There was a war inside of me. I longed to find an identity in the place where I was living, it was my home, my heart, filled with the people that I will always care about the most. But simultaneously, it was a place filled with hurt, brokenness and a confusing notion of safety. If this place that I came from defined me, I was looking in the mirror at a person I could never like.
For years I felt that my ‘house’ was where I needed to escape from, like it was nothing more than a hurdle I had to jump over before finding true peace. I grew up feeling like my family was something I would have to escape before I found true healing. I heard people use my last name as an adjective, like it was a swear word coming out of their mouth, like everything that they would ever need to know about me could be summed up by the family I came from. I ran from that for a long time.

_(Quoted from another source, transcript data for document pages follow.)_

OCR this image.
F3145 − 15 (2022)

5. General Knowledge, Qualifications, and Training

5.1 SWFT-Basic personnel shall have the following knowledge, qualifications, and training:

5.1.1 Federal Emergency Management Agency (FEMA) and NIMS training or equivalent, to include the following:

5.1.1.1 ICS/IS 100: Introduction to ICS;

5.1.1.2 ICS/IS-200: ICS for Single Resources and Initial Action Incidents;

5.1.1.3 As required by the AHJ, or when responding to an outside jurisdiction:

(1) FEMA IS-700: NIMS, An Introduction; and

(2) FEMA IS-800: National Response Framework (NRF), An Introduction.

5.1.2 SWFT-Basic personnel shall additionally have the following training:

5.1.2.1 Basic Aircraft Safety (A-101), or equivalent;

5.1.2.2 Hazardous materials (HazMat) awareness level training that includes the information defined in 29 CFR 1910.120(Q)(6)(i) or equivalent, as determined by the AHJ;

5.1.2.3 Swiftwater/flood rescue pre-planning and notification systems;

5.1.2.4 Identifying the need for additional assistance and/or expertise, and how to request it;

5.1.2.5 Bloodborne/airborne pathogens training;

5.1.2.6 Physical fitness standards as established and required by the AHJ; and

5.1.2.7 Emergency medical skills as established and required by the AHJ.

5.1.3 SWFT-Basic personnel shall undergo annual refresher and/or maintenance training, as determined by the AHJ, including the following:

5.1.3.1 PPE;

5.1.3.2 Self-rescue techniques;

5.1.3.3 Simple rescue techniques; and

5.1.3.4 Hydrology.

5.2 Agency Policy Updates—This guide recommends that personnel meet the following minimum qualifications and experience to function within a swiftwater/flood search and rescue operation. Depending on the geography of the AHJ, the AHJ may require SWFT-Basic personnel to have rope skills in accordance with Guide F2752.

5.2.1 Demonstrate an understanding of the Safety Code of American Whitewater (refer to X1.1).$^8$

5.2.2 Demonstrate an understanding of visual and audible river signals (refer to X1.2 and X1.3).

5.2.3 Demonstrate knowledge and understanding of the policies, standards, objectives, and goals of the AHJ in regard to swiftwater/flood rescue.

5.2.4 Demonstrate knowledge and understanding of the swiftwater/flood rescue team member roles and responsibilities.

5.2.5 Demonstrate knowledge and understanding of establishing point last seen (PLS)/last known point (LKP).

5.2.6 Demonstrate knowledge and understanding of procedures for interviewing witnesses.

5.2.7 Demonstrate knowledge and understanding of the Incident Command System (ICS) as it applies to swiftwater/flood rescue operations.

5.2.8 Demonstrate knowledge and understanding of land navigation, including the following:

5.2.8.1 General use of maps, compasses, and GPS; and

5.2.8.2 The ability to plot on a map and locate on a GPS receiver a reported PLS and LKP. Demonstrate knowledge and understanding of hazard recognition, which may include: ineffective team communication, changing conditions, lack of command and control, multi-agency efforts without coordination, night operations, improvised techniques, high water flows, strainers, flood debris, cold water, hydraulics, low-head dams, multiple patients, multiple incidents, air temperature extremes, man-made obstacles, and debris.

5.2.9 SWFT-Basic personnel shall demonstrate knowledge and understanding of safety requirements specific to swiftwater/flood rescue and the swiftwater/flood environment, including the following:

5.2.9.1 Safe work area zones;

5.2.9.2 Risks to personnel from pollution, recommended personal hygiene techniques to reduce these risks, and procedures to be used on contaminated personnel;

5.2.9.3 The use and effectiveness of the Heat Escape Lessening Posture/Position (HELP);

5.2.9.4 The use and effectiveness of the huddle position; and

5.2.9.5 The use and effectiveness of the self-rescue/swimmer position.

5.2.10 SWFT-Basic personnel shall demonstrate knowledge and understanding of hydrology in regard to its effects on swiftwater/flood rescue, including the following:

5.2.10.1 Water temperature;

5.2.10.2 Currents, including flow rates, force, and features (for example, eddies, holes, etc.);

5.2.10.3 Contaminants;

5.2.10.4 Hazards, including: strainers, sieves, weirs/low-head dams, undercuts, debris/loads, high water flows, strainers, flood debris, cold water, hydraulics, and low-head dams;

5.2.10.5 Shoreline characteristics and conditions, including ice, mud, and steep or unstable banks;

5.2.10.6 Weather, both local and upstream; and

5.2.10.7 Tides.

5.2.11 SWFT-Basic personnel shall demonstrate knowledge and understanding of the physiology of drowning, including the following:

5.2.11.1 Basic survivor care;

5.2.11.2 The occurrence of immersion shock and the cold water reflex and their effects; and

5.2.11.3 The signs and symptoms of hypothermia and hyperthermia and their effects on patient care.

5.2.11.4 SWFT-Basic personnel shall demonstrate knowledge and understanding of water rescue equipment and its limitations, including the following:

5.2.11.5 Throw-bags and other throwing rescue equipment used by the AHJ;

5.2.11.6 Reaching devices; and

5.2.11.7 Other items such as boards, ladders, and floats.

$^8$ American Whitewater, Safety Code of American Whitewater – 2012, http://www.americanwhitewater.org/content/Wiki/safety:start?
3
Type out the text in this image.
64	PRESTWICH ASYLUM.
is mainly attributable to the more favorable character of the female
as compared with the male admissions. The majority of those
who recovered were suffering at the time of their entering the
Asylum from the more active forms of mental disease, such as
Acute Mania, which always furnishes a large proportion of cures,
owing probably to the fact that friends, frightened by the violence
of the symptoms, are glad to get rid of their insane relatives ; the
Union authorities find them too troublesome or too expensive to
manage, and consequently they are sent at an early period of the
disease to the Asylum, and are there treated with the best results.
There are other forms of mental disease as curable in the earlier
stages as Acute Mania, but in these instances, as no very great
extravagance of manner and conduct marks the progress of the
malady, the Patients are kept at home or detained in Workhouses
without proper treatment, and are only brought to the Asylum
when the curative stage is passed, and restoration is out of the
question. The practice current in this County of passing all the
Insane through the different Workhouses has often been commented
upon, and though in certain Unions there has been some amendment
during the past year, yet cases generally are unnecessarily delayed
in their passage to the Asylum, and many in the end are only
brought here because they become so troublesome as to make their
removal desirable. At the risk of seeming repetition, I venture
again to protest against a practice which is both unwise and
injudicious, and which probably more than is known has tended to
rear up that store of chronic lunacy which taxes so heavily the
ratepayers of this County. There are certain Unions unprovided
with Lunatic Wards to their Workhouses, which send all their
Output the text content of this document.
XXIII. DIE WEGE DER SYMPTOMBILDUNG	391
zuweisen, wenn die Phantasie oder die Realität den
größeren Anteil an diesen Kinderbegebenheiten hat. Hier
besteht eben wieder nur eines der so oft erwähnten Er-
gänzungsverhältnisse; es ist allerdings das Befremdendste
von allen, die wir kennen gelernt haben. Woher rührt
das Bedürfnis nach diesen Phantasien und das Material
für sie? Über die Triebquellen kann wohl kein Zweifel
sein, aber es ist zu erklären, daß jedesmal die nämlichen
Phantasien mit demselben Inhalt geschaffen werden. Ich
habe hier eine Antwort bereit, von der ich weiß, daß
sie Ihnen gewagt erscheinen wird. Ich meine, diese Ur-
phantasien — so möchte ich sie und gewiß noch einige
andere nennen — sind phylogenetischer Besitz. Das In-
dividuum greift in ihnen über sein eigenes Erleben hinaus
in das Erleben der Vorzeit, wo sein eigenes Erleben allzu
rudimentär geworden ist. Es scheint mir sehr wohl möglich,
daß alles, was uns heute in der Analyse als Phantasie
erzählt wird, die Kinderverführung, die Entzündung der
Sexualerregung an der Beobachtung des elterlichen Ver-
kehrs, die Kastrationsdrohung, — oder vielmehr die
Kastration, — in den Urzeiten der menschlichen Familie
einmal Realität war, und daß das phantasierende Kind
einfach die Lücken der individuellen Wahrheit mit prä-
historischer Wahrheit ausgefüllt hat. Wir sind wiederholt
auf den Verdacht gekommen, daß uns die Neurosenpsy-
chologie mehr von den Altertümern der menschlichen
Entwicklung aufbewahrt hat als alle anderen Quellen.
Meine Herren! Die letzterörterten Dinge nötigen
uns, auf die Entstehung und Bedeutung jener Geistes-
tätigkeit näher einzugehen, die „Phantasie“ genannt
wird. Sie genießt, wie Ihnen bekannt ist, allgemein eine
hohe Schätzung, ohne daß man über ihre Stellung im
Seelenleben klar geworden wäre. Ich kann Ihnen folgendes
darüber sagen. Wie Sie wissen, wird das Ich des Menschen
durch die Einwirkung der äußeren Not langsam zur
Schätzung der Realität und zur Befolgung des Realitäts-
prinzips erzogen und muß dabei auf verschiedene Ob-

I ran from the home where I had two parents who loved me very much because it was also the home where I had my trust broken. I ran because my place of safety had always come as a package deal for a place of judgement. At some time or another, I got tired of flipping the coin, hoping for heads, too often getting tails. I couldn’t reconcile the fact that sometimes good and bad walk hand-in-hand, as if they were somehow friends. I couldn’t reconcile the fact that joy was so often accompanied by sorrow. I wanted only one, not the other. So for a long time, I chose to see only the pain, only the lies, only the brokenness. I convinced myself that healing would only come through intense bitterness. An inability to see any beauty in the ashes.
Someone told me once that if you sit with your anger long enough, she will tell you that her real name is grief. I laughed. I now wish that I had listened instead to that wisdom sooner. I was angry for years before I realised it was a disguise. I was angry for years before I let myself admit that I was, in fact, grieving and broken. On the inside, I still felt like a child.
As time has gone on and as I have been able to put distance between myself and where I grew up, I have learnt that the idea of the home that I have always longed for was actually so far from the truth. I had put my dream of a home into the hands of everything and everybody around me but never myself. What I should have been doing, in fact, is realising that I carry home with me wherever I go. I could either make a home with bitterness and regret, allowing myself to wallow and stay stagnant. Or, I could make a home with faith. With hope. With love. To allow myself to move forwards and take steps I never thought possible. For me, this has been the most powerful choice I have ever given myself. Putting the ball back in my court, putting the power back in my hands. There is safety in knowing that I am building a life that no circumstance and no person will be able to shake the foundations of because the foundation is the power I have found in my own choice.